Glastonbury, pour beaucoup, c'est un festival de rock. C'est aussi un endroit du Somerset qu'on associe à la légende du roi Arthur, et c'est celui-là que Voulzy est allé chercher. Si vous ne connaissez pas le Somerset, pensez à Brocéliande, vous ne serez pas loin.
Et les corbeaux du début, ce sont de vrais corbeaux de Glastonbury. Il y tenait absolument, et il n'a jamais trouvé le temps d'aller les enregistrer. Jusqu'au jour où, à trois semaines de la fin du disque, sa belle-sœur lui parle d'une femme qui vit là-bas et qui a chaque matin trois corbeaux dans son jardin, qui se battent, qui jouent, qui croassent. Le mari de cette femme était musicien, il avait le matériel. Les corbeaux sont arrivés vingt-quatre heures avant la fin de l'album.

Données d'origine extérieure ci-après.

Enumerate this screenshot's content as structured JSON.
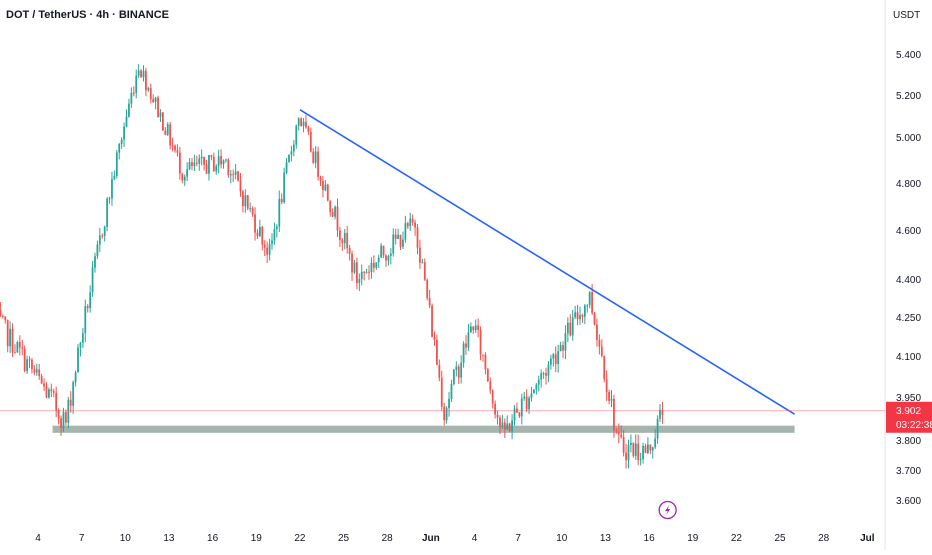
{
  "chart_data": {
    "type": "candlestick",
    "title": "DOT / TetherUS · 4h · BINANCE",
    "currency": "USDT",
    "y_ticks": [
      "5.400",
      "5.200",
      "5.000",
      "4.800",
      "4.600",
      "4.400",
      "4.250",
      "4.100",
      "3.950",
      "3.800",
      "3.700",
      "3.600"
    ],
    "x_ticks": [
      "4",
      "7",
      "10",
      "13",
      "16",
      "19",
      "22",
      "25",
      "28",
      "Jun",
      "4",
      "7",
      "10",
      "13",
      "16",
      "19",
      "22",
      "25",
      "28",
      "Jul"
    ],
    "last_price": "3.902",
    "countdown": "03:22:38",
    "trendline": {
      "from": {
        "date": "May 22",
        "price": 5.13
      },
      "to": {
        "date": "Jun 25",
        "price": 3.89
      }
    },
    "support_zone": {
      "from": "May 5",
      "to": "Jun 25",
      "low": 3.825,
      "high": 3.85
    },
    "key_points": [
      {
        "date": "May 1",
        "price": 4.26
      },
      {
        "date": "May 6",
        "price": 3.86
      },
      {
        "date": "May 11",
        "price": 5.35
      },
      {
        "date": "May 14",
        "price": 4.85
      },
      {
        "date": "May 17",
        "price": 4.9
      },
      {
        "date": "May 20",
        "price": 4.5
      },
      {
        "date": "May 22",
        "price": 5.1
      },
      {
        "date": "May 26",
        "price": 4.4
      },
      {
        "date": "May 30",
        "price": 4.63
      },
      {
        "date": "Jun 1",
        "price": 3.9
      },
      {
        "date": "Jun 3",
        "price": 4.23
      },
      {
        "date": "Jun 5",
        "price": 3.82
      },
      {
        "date": "Jun 8",
        "price": 4.05
      },
      {
        "date": "Jun 11",
        "price": 4.33
      },
      {
        "date": "Jun 13",
        "price": 3.78
      },
      {
        "date": "Jun 15",
        "price": 3.76
      },
      {
        "date": "Jun 16",
        "price": 3.9
      }
    ],
    "colors": {
      "up": "#26a69a",
      "down": "#ef5350",
      "trendline": "#2962ff",
      "zone": "#a5b4ad",
      "price_line": "#f7525f",
      "grid": "#f0f3fa",
      "marker": "#9c27b0"
    },
    "grid": false
  }
}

Retenez cette histoire. Elle va se répéter.
4 — En regardant vers le pays de France · l'amour d'un pays
Quatrième amour, et premier arrêt : l'amour d'un pays.
La chanson s'appelle En regardant vers le pays de France. Le titre n'est pas de Voulzy : c'est le premier vers d'un poème de Charles d'Orléans. Il faut que je vous parle de cet homme, parce qu'il est l'inspirateur de tout le disque ou presque et qu'on ne le croise pas souvent à la radio.

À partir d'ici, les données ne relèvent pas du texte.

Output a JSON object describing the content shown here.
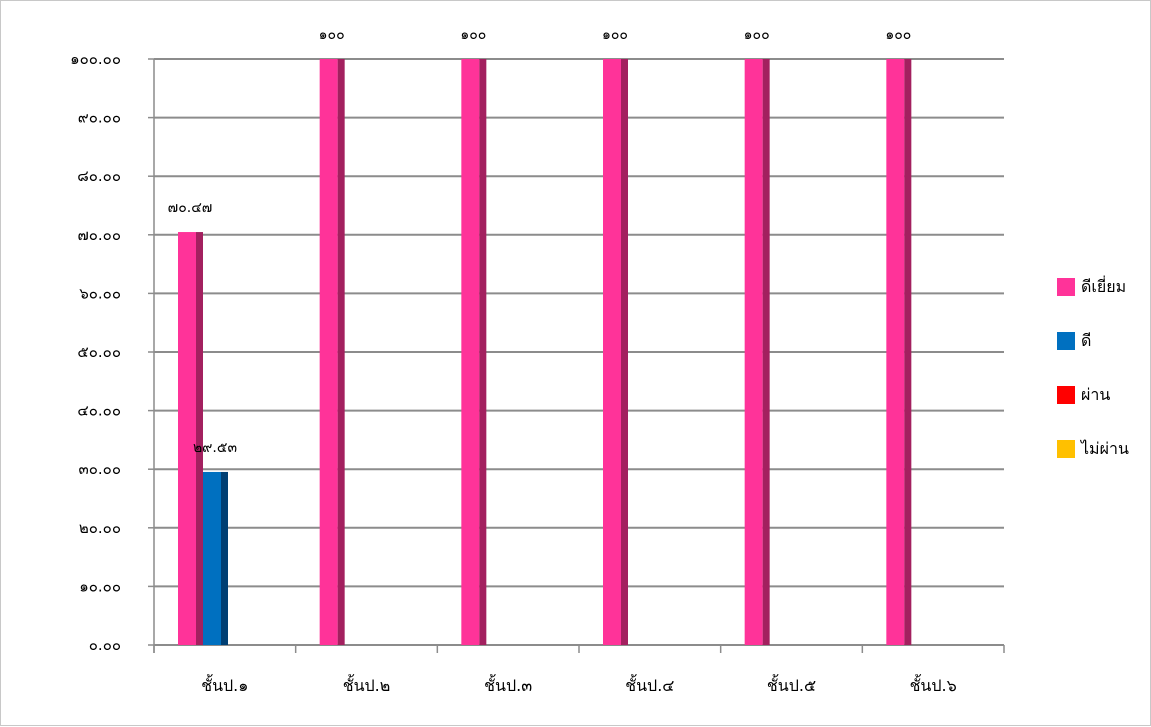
{
  "chart_data": {
    "type": "bar",
    "title": "",
    "xlabel": "",
    "ylabel": "",
    "ylim": [
      0,
      100
    ],
    "y_step": 10,
    "y_tick_labels": [
      "๐.๐๐",
      "๑๐.๐๐",
      "๒๐.๐๐",
      "๓๐.๐๐",
      "๔๐.๐๐",
      "๕๐.๐๐",
      "๖๐.๐๐",
      "๗๐.๐๐",
      "๘๐.๐๐",
      "๙๐.๐๐",
      "๑๐๐.๐๐"
    ],
    "grid": true,
    "legend_position": "right",
    "categories": [
      "ชั้นป.๑",
      "ชั้นป.๒",
      "ชั้นป.๓",
      "ชั้นป.๔",
      "ชั้นป.๕",
      "ชั้นป.๖"
    ],
    "series": [
      {
        "name": "ดีเยี่ยม",
        "color": "#ff3399",
        "side_color": "#a3205f",
        "values": [
          70.47,
          100,
          100,
          100,
          100,
          100
        ],
        "labels": [
          "๗๐.๔๗",
          "๑๐๐",
          "๑๐๐",
          "๑๐๐",
          "๑๐๐",
          "๑๐๐"
        ]
      },
      {
        "name": "ดี",
        "color": "#0070c0",
        "side_color": "#003f73",
        "values": [
          29.53,
          0,
          0,
          0,
          0,
          0
        ],
        "labels": [
          "๒๙.๕๓",
          "",
          "",
          "",
          "",
          ""
        ]
      },
      {
        "name": "ผ่าน",
        "color": "#ff0000",
        "side_color": "#990000",
        "values": [
          0,
          0,
          0,
          0,
          0,
          0
        ],
        "labels": [
          "",
          "",
          "",
          "",
          "",
          ""
        ]
      },
      {
        "name": "ไม่ผ่าน",
        "color": "#ffc000",
        "side_color": "#997300",
        "values": [
          0,
          0,
          0,
          0,
          0,
          0
        ],
        "labels": [
          "",
          "",
          "",
          "",
          "",
          ""
        ]
      }
    ]
  }
}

Charles d'Orléans, c'est un prince français. Le 25 octobre 1415, il a vingt ans, et il se retrouve du mauvais côté à la bataille d'Azincourt. Les Anglais le font prisonnier. Il fêtera ses vingt et un ans un mois plus tard, en Angleterre. Ils vont le garder vingt-cinq ans. Vingt-cinq ans, otage, pendant que les négociations traînent. Et pendant ces vingt-cinq ans, il écrit. Il écrit dans sa prison, en regardant vers un pays qu'il ne reverra peut-être jamais.
L'enluminure de cette page, c'est un voyage. Des monstres marins comme sur les vieilles cartes, la Tour Eiffel, un homme qui marche avec une guitare sur le dos. Et un ferry. Un vrai ferry moderne, sur lequel l'illustratrice a pris la peine d'écrire, en tout petit : www point ferry point com. Un site internet dans un manuscrit du Moyen Âge.
Et là, permettez-moi une parenthèse personnelle, parce que ce prince-là, je le fréquente sans l'avoir cherché. Damien, Monsieur Dams à l'antenne, est de Saint-Jean-de-la-Ruelle, à la porte d'Orléans. Ses parents se sont installés pas très loin de Cléry-Saint-André. Alors depuis vingt-cinq ans, j'y vais, et je baigne là-dedans.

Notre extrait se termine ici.